The FDA-EMA pilot good clinical practices (GCP) initiative, which ran from 2009 to 2011, supported 7 joint inspections of sponsors and clinical sites related to 3 different applications and now is expanding -- despite mixed results for the agencies as well as sponsors. A report on the pilot issued in 2011 acknowledges that organizing joint inspections is time-consuming, that the intent to set a “lead inspector” from the host country is not always feasible, and that close-out processes and follow-up after an inspection often were carried out quite differently.

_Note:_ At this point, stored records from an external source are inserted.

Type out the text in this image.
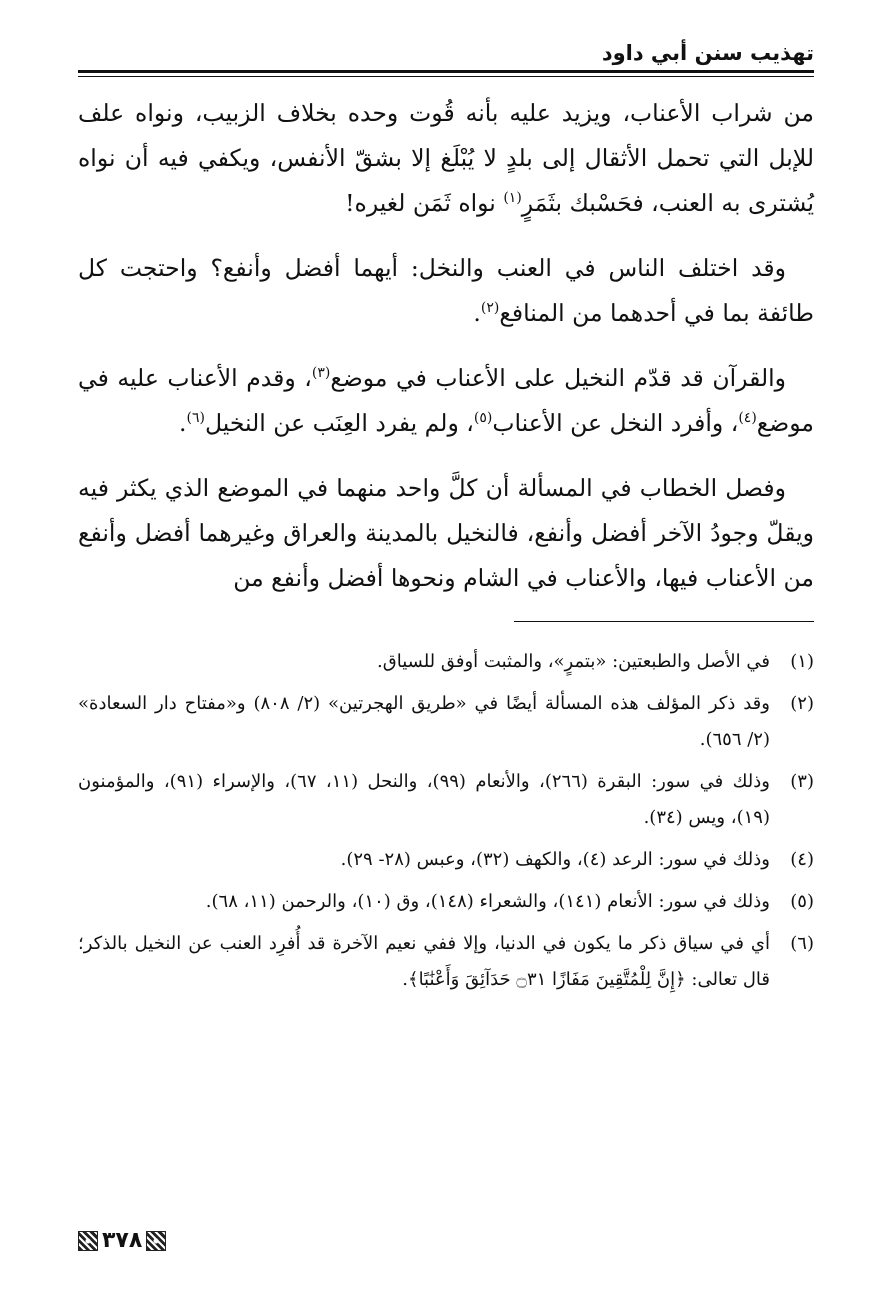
تهذيب سنن أبي داود

من شراب الأعناب، ويزيد عليه بأنه قُوت وحده بخلاف الزبيب، ونواه علف للإبل التي تحمل الأثقال إلى بلدٍ لا يُبْلَغ إلا بشقّ الأنفس، ويكفي فيه أن نواه يُشترى به العنب، فحَسْبك بثَمَرٍ$^{(١)}$ نواه ثَمَن لغيره!

وقد اختلف الناس في العنب والنخل: أيهما أفضل وأنفع؟ واحتجت كل طائفة بما في أحدهما من المنافع$^{(٢)}$.

والقرآن قد قدّم النخيل على الأعناب في موضع$^{(٣)}$، وقدم الأعناب عليه في موضع$^{(٤)}$، وأفرد النخل عن الأعناب$^{(٥)}$، ولم يفرد العِنَب عن النخيل$^{(٦)}$.

وفصل الخطاب في المسألة أن كلَّ واحد منهما في الموضع الذي يكثر فيه ويقلّ وجودُ الآخر أفضل وأنفع، فالنخيل بالمدينة والعراق وغيرهما أفضل وأنفع من الأعناب فيها، والأعناب في الشام ونحوها أفضل وأنفع من

(١)
في الأصل والطبعتين: «بتمرٍ»، والمثبت أوفق للسياق.
(٢)
وقد ذكر المؤلف هذه المسألة أيضًا في «طريق الهجرتين» (٢/ ٨٠٨) و«مفتاح دار السعادة» (٢/ ٦٥٦).
(٣)
وذلك في سور: البقرة (٢٦٦)، والأنعام (٩٩)، والنحل (١١، ٦٧)، والإسراء (٩١)، والمؤمنون (١٩)، ويس (٣٤).
(٤)
وذلك في سور: الرعد (٤)، والكهف (٣٢)، وعبس (٢٨- ٢٩).
(٥)
وذلك في سور: الأنعام (١٤١)، والشعراء (١٤٨)، وق (١٠)، والرحمن (١١، ٦٨).
(٦)
أي في سياق ذكر ما يكون في الدنيا، وإلا ففي نعيم الآخرة قد أُفرِد العنب عن النخيل بالذكر؛ قال تعالى: ﴿إِنَّ لِلْمُتَّقِينَ مَفَازًا ۝٣١ حَدَآئِقَ وَأَعْنَٰبًا﴾.
٣٧٨
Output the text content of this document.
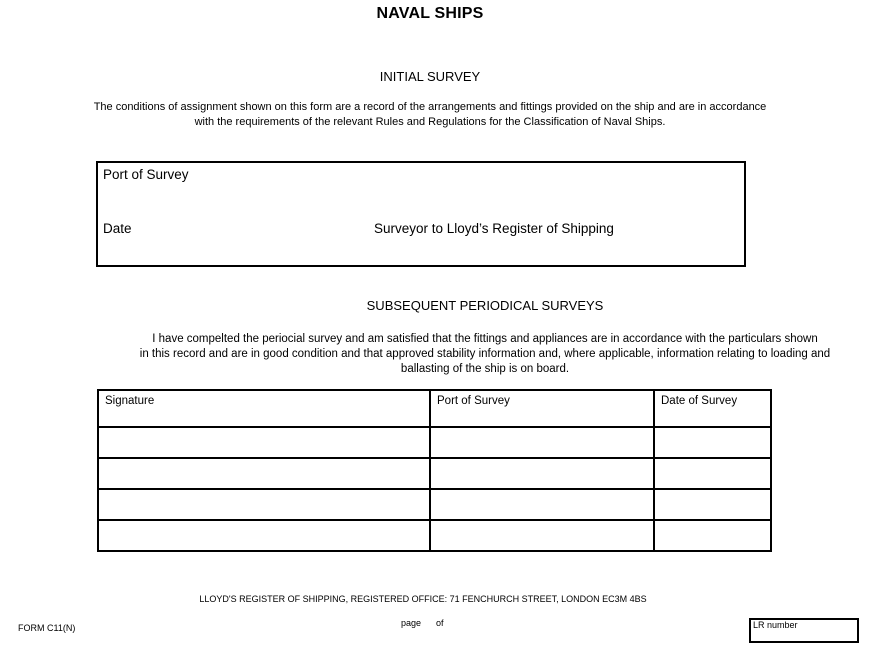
NAVAL SHIPS
INITIAL SURVEY
The conditions of assignment shown on this form are a record of the arrangements and fittings provided on the ship and are in accordance
with the requirements of the relevant Rules and Regulations for the Classification of Naval Ships.
Port of Survey
Date	Surveyor to Lloyd’s Register of Shipping
SUBSEQUENT PERIODICAL SURVEYS
I have compelted the periocial survey and am satisfied that the fittings and appliances are in accordance with the particulars shown
in this record and are in good condition and that approved stability information and, where applicable, information relating to loading and
ballasting of the ship is on board.
Signature	Port of Survey	Date of Survey

LLOYD'S REGISTER OF SHIPPING, REGISTERED OFFICE: 71 FENCHURCH STREET, LONDON EC3M 4BS
FORM C11(N)	page of	LR number
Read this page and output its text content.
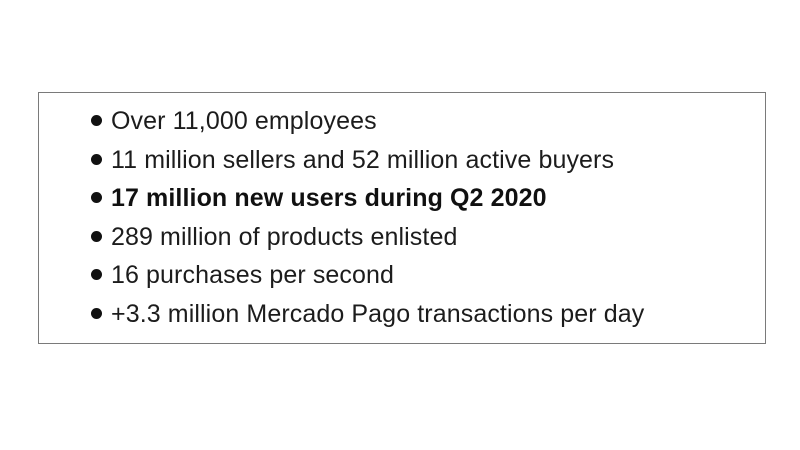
Over 11,000 employees
11 million sellers and 52 million active buyers
17 million new users during Q2 2020
289 million of products enlisted
16 purchases per second
+3.3 million Mercado Pago transactions per day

Sponsors and research experts similarly cite a number of differences in how FDA and EMA inspectors operate. For one thing EMA inspectors come from various member states, speak different languages, and often are competitive about “who can be more picky,” commented consultant Paul Strickland, former inspections & intelligence director at Amgen UK. Strickland noted at the Proactive GCP Compliance conference in April, sponsored by ExL Pharma, that FDA normally sends one or two inspectors on an international assignment, while the EMA team might number four or more. And EMA inspectors usually specialize in clinical trials, while FDA agents tend to be generalists, with experience in a range of products and operations.
Collaborative FDA-EMA inspections “should be good in the future,” Strickland commented, but now we see “mixed results.” Sometimes the two teams work together, but often they follow two parallel processes, which can be “a nightmare,” he commented. The sponsor then has to form two teams to work with the competing inspectors, and ends up with a form 483 from FDA and a separate EMA inspection report.
Joint inspection can be “a real challenge,” said Larry Fiori, senior associate director for compliance & quality management at Boehringer Ingelheim. He recalled an inspection with two different inspection teams that operated out of two different rooms. And these inspections can be long and disruptive, added Sharon Reinhard, director of compliance operations & oversight at Endo Pharmaceuticals: site inspections usually took three or four days, but now can run three weeks, and “all business comes to a stop for a long time.” Some inspectors want to receive documents and contracts electronically, she noted, while others want paper.
Costs and fees also can raise tricky issues for sponsors. While FDA inspectors pay their own expenses, EU operatives usually expect the sponsor to foot the bill, especially for site visits outside Europe. This creates legal issues for companies seeking to comply with the U.S. Foreign Corrupt Practices Act, which bans payments for entertainment and meals to any government employee.
Even though joint FDA-EMA GCP inspections are supposed to facilitate application approvals in both regions, Strickland advised pharma companies to decline the process for now. The program may get better once the inspectors really do trust each other, he said, but finds that increased competition among inspections currently complicates the picture. The key to a successful inspection, Fiori added, is for sponsors to focus on demonstrating what they have done to comply with requirements. And if the inspectors find problems, “use that for your process improvement,” Strickland advised. “Get something positive out of it.”